We are not aware that in his adolescent years Jerome continued or deepened his knowledge of classical Latin or Italian authors: quotations or allusions do not appear in the letters that remain to us, in which he expressed himself substantially in the Venetian dialect. In writing in the vernacular there were no precise rules of spelling and punctuation. Therefore, we should not be surprised if the punctuation in Jerome’s writing is almost non-existent and the spelling leaves much to be desired, because the writing is modelled on the sound of the word.
3.10. Organizational and communicative skills
A good cultural basis, even though generic, appears instead in the organizational and administrative skills and in the communication technique. Miani knows how to speak and write in a sublime style, to obtain adhesion and flex the will, when with pressing questions, parallelisms and anaphoras, polysyndeton and asyndeton, figures of rhythm and sound, exhorts his companions to the love of Christ, to work, to solidity in trials. It is a rhetorical technique that cannot be improvised, but that requires training, the assimilation of readings and the ability to listen to sacred and profane speakers.

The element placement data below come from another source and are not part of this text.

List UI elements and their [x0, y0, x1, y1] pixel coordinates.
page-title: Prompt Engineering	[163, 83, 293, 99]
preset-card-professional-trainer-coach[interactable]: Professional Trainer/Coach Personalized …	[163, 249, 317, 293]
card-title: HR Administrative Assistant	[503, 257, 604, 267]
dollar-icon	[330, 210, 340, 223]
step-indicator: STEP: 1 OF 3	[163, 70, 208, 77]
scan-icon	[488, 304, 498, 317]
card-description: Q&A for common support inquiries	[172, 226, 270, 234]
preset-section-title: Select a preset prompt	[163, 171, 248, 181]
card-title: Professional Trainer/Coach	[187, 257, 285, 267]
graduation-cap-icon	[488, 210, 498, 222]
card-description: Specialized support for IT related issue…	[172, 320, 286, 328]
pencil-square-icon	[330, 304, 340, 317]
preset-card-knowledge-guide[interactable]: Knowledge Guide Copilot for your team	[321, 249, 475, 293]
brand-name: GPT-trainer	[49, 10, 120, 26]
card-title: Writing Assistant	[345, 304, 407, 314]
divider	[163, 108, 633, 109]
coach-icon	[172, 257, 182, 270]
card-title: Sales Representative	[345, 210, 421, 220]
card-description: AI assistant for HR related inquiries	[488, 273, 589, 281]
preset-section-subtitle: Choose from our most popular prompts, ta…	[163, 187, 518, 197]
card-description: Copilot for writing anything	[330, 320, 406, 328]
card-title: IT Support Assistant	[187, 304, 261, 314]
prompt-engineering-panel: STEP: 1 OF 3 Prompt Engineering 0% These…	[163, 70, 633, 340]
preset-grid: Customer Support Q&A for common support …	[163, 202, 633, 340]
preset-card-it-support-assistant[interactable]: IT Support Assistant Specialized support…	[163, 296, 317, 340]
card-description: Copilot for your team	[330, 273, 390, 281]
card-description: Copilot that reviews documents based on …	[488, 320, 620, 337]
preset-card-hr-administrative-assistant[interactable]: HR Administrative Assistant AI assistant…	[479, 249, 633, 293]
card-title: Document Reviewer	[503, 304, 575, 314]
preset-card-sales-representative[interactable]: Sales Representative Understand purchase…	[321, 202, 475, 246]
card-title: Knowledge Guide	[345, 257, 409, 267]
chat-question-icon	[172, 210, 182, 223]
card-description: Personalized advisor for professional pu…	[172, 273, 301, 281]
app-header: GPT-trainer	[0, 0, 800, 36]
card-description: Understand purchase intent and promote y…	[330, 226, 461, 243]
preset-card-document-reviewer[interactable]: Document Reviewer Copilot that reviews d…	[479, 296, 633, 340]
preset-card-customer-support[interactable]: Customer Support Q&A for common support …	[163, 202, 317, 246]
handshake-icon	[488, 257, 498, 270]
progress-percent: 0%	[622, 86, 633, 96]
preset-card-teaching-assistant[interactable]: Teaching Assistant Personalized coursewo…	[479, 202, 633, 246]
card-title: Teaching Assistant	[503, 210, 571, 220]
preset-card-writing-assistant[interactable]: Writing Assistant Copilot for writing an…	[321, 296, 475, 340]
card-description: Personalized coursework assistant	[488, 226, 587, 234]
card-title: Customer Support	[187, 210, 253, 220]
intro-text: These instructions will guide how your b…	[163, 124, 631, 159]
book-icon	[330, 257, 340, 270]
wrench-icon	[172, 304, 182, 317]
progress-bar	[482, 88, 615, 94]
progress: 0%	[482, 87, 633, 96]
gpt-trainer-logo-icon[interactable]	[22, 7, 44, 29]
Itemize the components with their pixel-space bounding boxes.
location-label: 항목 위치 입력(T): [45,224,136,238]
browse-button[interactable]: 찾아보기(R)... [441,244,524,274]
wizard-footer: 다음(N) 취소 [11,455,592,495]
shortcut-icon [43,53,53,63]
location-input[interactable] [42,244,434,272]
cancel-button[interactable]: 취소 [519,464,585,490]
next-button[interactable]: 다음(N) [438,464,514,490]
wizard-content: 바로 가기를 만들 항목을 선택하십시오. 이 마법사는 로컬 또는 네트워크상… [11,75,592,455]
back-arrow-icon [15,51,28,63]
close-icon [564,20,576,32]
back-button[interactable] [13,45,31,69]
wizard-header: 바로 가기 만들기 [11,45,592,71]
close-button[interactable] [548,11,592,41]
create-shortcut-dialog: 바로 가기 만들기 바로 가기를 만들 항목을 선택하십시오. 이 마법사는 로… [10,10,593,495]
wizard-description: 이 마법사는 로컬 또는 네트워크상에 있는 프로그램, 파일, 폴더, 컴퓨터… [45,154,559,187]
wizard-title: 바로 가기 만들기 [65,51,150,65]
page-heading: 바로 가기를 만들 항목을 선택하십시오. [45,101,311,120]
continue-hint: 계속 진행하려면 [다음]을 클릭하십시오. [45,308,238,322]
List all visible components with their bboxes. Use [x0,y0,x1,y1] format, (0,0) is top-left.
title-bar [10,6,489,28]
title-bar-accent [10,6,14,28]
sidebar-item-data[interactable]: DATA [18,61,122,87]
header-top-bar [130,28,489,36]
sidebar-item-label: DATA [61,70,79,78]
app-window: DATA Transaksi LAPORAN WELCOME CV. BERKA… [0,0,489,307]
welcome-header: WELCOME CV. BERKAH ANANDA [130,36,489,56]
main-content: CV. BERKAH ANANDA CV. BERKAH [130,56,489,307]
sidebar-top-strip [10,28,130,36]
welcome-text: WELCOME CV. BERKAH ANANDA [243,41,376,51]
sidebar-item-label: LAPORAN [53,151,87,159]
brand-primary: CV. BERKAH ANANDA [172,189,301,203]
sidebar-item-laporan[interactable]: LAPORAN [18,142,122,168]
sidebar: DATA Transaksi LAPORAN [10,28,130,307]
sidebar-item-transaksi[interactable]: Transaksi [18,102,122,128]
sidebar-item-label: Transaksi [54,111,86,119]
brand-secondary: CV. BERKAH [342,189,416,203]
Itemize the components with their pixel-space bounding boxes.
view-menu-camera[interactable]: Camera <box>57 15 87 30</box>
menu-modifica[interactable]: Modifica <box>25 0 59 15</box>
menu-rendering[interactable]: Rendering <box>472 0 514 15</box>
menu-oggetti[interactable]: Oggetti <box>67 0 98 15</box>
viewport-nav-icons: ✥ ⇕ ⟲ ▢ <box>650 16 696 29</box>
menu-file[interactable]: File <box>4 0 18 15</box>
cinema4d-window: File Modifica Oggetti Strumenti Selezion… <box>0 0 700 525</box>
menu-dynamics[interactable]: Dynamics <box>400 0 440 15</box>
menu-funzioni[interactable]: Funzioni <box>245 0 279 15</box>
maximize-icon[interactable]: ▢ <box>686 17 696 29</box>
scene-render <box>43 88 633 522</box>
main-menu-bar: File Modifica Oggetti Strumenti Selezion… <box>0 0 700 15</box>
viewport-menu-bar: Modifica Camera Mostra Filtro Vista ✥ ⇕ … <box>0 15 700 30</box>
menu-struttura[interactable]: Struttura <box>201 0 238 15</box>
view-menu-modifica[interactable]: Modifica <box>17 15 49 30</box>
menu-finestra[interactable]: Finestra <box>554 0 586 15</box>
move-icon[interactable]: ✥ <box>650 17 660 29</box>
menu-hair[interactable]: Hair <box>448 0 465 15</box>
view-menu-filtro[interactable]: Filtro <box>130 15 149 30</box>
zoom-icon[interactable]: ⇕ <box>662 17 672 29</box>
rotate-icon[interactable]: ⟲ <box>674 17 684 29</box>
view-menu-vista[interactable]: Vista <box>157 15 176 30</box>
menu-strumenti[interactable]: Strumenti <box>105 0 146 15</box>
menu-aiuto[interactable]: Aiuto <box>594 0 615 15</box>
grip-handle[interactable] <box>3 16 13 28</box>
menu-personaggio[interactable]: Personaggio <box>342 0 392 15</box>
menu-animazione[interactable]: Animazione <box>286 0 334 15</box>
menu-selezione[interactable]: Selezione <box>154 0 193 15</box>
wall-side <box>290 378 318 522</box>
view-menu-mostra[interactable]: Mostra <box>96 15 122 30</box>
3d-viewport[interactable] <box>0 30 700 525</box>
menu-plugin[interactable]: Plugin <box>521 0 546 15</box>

Jerome did not show inferiority complexes towards other nobles for his cultural formation: he possessed the basic culture required of all those who belonged to his social class. He spent his adolescence and early youth in a serene way – perhaps even libertine, according to ancient records – until the events with the international league of Cambrai, which aimed to destroy Venice militarily and economically, did not upset the life of the Miani family. The Anonymous writes of him: He enjoyed many friendships both because he was very expansive and generous, and because of his native inclination, he was affectionate and full of benevolence. He had a cheerful, courteous, and courageous character. In terms of intelligence and culture, he could be on the same level as his peers, although in him love was greater than his cultural baggage.
The ability to love – Pascal will later say – is far superior to the ability of intelligence, because it completes, harmonizes the person, puts him in relation and makes him interact with others.